Selon le sénateur LR Patrick Chaize, qui préside l’Observatoire national de la présence postale, 75% des distributeurs automatiques de billets seraient bien alimentés. Concernant les personnes sans carte ou éloignés des distributeurs, Philippe Wahl a précisé qu’il était « possible d’utiliser les facteurs pour distribuer du cash à domicile ». « Cela est permis. »
Une nouvelle montée en puissance du réseau est annoncée pour tout le mois d’avril. « À la fin de cette semaine, nous aurons 2500 bureaux de poste ouverts », a promis Philippe Wahl, qui se fixe pour objectif 5000 bureaux opérationnels « à la fin du mois d’avril », pour cette « troisième phase » de l’adaptation de l’entreprise.
« 30 000 colis », bloqués dans des agences fermées, « vont être redistribués »

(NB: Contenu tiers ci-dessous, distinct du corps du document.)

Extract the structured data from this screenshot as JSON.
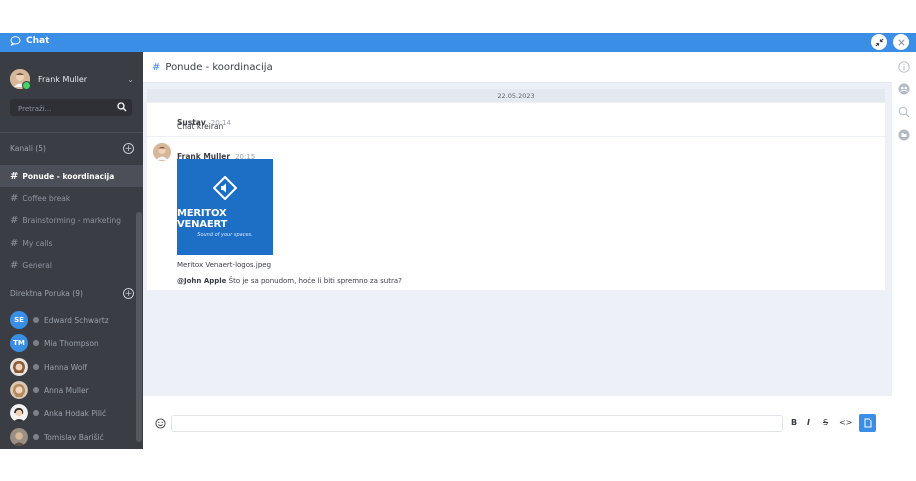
{
  "app": {
    "title": "Chat"
  },
  "sidebar": {
    "user": {
      "name": "Frank Muller"
    },
    "search_placeholder": "Pretraži...",
    "channels_title": "Kanali (5)",
    "channels": [
      {
        "label": "Ponude - koordinacija",
        "active": true
      },
      {
        "label": "Coffee break",
        "active": false
      },
      {
        "label": "Brainstorming - marketing",
        "active": false
      },
      {
        "label": "My calls",
        "active": false
      },
      {
        "label": "General",
        "active": false
      }
    ],
    "direct_title": "Direktna Poruka (9)",
    "direct": [
      {
        "initials": "SE",
        "name": "Edward Schwartz"
      },
      {
        "initials": "TM",
        "name": "Mia Thompson"
      },
      {
        "initials": "",
        "name": "Hanna Wolf"
      },
      {
        "initials": "",
        "name": "Anna Muller"
      },
      {
        "initials": "",
        "name": "Anka Hodak Pilić"
      },
      {
        "initials": "",
        "name": "Tomislav Barišić"
      }
    ]
  },
  "channel": {
    "name": "Ponude - koordinacija",
    "date": "22.05.2023",
    "messages": [
      {
        "sender": "Sustav",
        "time": "20:14",
        "text": "Chat kreiran"
      },
      {
        "sender": "Frank Muller",
        "time": "20:15",
        "image": {
          "title": "MERITOX VENAERT",
          "subtitle": "Sound of your spaces.",
          "filename": "Meritox Venaert-logos.jpeg"
        },
        "mention": "@John Apple",
        "text": "Što je sa ponudom, hoće li biti spremno za sutra?"
      }
    ]
  },
  "composer": {
    "placeholder": "",
    "format": {
      "bold": "B",
      "italic": "I",
      "strike": "S",
      "code": "<>"
    }
  },
  "colors": {
    "accent": "#3b8ee6",
    "sidebar": "#3a3d44",
    "online": "#45d16a"
  }
}
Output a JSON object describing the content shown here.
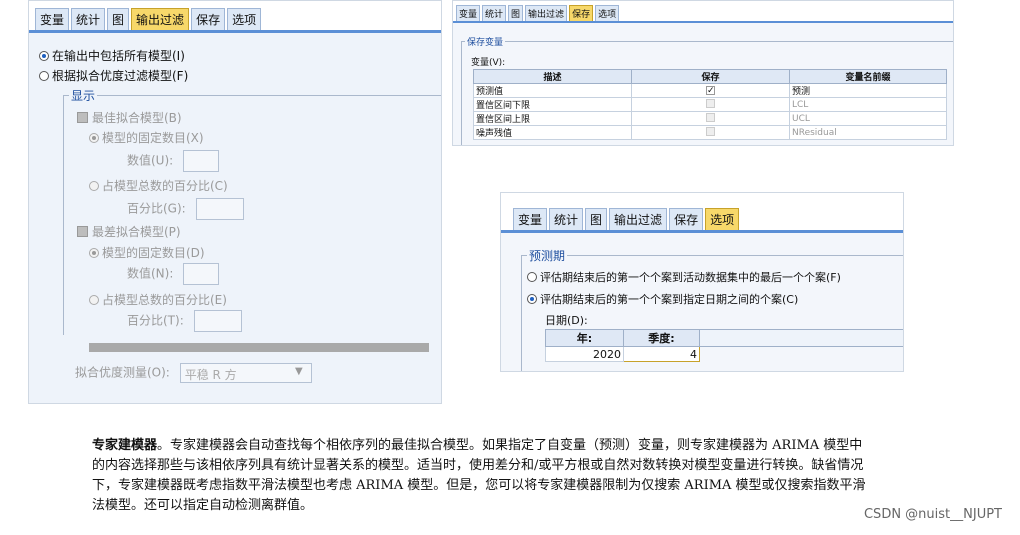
{
  "panel1": {
    "tabs": [
      "变量",
      "统计",
      "图",
      "输出过滤",
      "保存",
      "选项"
    ],
    "active_tab": "输出过滤",
    "radio_all": "在输出中包括所有模型(I)",
    "radio_filter": "根据拟合优度过滤模型(F)",
    "display_group": "显示",
    "best_check": "最佳拟合模型(B)",
    "best_fixed": "模型的固定数目(X)",
    "best_fixed_value_label": "数值(U):",
    "best_pct": "占模型总数的百分比(C)",
    "best_pct_label": "百分比(G):",
    "worst_check": "最差拟合模型(P)",
    "worst_fixed": "模型的固定数目(D)",
    "worst_fixed_value_label": "数值(N):",
    "worst_pct": "占模型总数的百分比(E)",
    "worst_pct_label": "百分比(T):",
    "gof_label": "拟合优度测量(O):",
    "gof_value": "平稳 R 方"
  },
  "panel2": {
    "tabs": [
      "变量",
      "统计",
      "图",
      "输出过滤",
      "保存",
      "选项"
    ],
    "active_tab": "保存",
    "group": "保存变量",
    "variables_label": "变量(V):",
    "columns": [
      "描述",
      "保存",
      "变量名前缀"
    ],
    "rows": [
      {
        "desc": "预测值",
        "save": true,
        "prefix": "预测"
      },
      {
        "desc": "置信区间下限",
        "save": false,
        "prefix": "LCL"
      },
      {
        "desc": "置信区间上限",
        "save": false,
        "prefix": "UCL"
      },
      {
        "desc": "噪声残值",
        "save": false,
        "prefix": "NResidual"
      }
    ]
  },
  "panel3": {
    "tabs": [
      "变量",
      "统计",
      "图",
      "输出过滤",
      "保存",
      "选项"
    ],
    "active_tab": "选项",
    "group": "预测期",
    "radio1": "评估期结束后的第一个个案到活动数据集中的最后一个个案(F)",
    "radio2": "评估期结束后的第一个个案到指定日期之间的个案(C)",
    "date_label": "日期(D):",
    "year_header": "年:",
    "season_header": "季度:",
    "year_value": "2020",
    "season_value": "4"
  },
  "paragraph": {
    "bold": "专家建模器",
    "text": "。专家建模器会自动查找每个相依序列的最佳拟合模型。如果指定了自变量（预测）变量，则专家建模器为 ARIMA 模型中的内容选择那些与该相依序列具有统计显著关系的模型。适当时，使用差分和/或平方根或自然对数转换对模型变量进行转换。缺省情况下，专家建模器既考虑指数平滑法模型也考虑 ARIMA 模型。但是，您可以将专家建模器限制为仅搜索 ARIMA 模型或仅搜索指数平滑法模型。还可以指定自动检测离群值。"
  },
  "watermark": "CSDN @nuist__NJUPT"
}
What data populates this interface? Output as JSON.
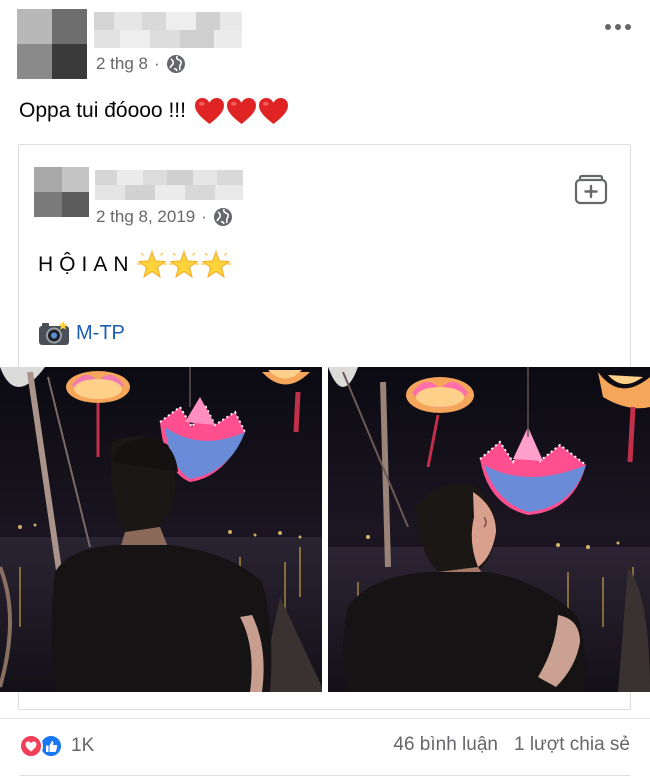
{
  "post": {
    "timestamp": "2 thg 8",
    "privacy_icon": "globe-icon",
    "text": "Oppa tui đóooo !!!",
    "hearts_icon": "red-heart-icon"
  },
  "shared_post": {
    "timestamp": "2 thg 8, 2019",
    "privacy_icon": "globe-icon",
    "caption": "HỘIAN",
    "caption_icon": "glowing-star-icon",
    "credit_icon": "camera-flash-icon",
    "credit": "M-TP",
    "save_icon": "save-collection-icon"
  },
  "photos": [
    {
      "name": "hoi-an-lantern-photo-1"
    },
    {
      "name": "hoi-an-lantern-photo-2"
    }
  ],
  "footer": {
    "reaction_count": "1K",
    "comments": "46 bình luận",
    "shares": "1 lượt chia sẻ"
  },
  "colors": {
    "text": "#050505",
    "secondary": "#65676b",
    "link": "#1a5fb4",
    "love": "#f33e58",
    "like": "#1877f2"
  }
}
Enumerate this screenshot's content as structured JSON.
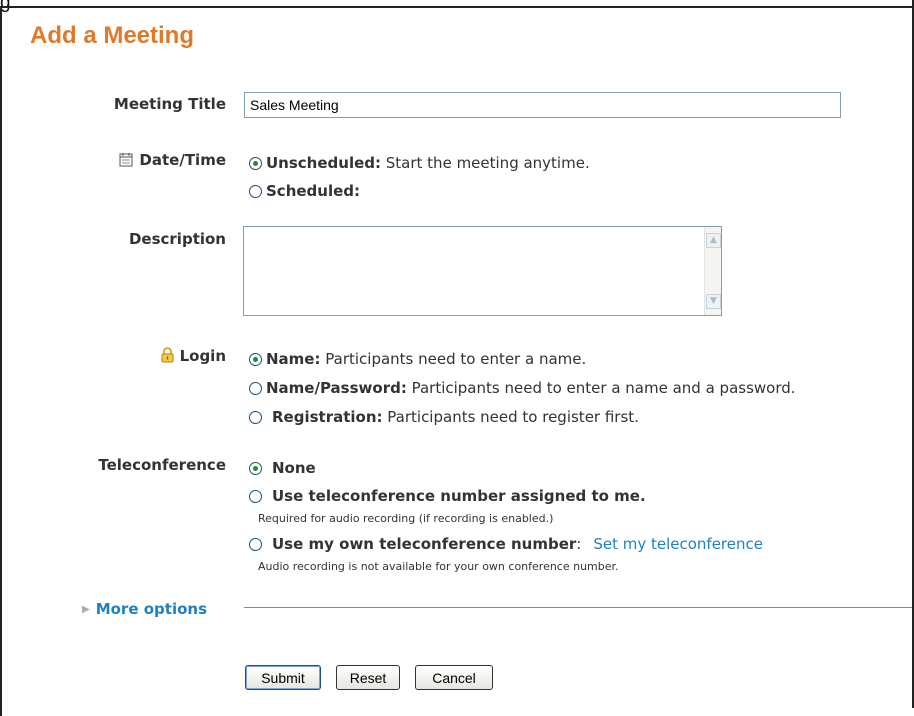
{
  "top_text": "g",
  "title": "Add a Meeting",
  "meeting_title": {
    "label": "Meeting Title",
    "value": "Sales Meeting"
  },
  "datetime": {
    "label": "Date/Time",
    "options": [
      {
        "bold": "Unscheduled:",
        "text": " Start the meeting anytime.",
        "checked": true
      },
      {
        "bold": "Scheduled:",
        "text": "",
        "checked": false
      }
    ]
  },
  "description": {
    "label": "Description",
    "value": ""
  },
  "login": {
    "label": "Login",
    "options": [
      {
        "bold": "Name:",
        "text": " Participants need to enter a name.",
        "checked": true
      },
      {
        "bold": "Name/Password:",
        "text": " Participants need to enter a name and a password.",
        "checked": false
      },
      {
        "bold": "Registration:",
        "text": " Participants need to register first.",
        "checked": false
      }
    ]
  },
  "teleconference": {
    "label": "Teleconference",
    "options": [
      {
        "bold": "None",
        "checked": true
      },
      {
        "bold": "Use teleconference number assigned to me.",
        "note": "Required for audio recording (if recording is enabled.)",
        "checked": false
      },
      {
        "bold": "Use my own teleconference number",
        "suffix": ":",
        "link": "Set my teleconference",
        "note": "Audio recording is not available for your own conference number.",
        "checked": false
      }
    ]
  },
  "more_options": "More options",
  "buttons": {
    "submit": "Submit",
    "reset": "Reset",
    "cancel": "Cancel"
  },
  "icons": {
    "datetime": "calendar-icon",
    "login": "lock-icon",
    "more": "triangle-right-icon"
  },
  "colors": {
    "title": "#e07a2a",
    "link": "#1f7fc4",
    "radio_checked": "#2a8a2a"
  }
}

À ces 5000 bureaux, s’ajouteront 1000 points de retrait pour les colis. Sur le problème spécifique des colis « bloqués » dans les agences fermées, le PDG s’est engagé à un retour progressif à la normale. « 30 000 colis vont être redistribués », a-t-il assuré.
Son groupe est également en contact avec l’Association des maires de France (AMF), pour rouvrir de nouvelles agences postales communales (APC), des agences qui se situent en mairie. « Aujourd’hui, 800 des 7000 agences postales communales sont ouvertes », a-t-il précisé. Ces décisions relèveront des maires, mais La Poste s’est engagée à fournir le matériel de protection et le numéraire nécessaire aux opérations.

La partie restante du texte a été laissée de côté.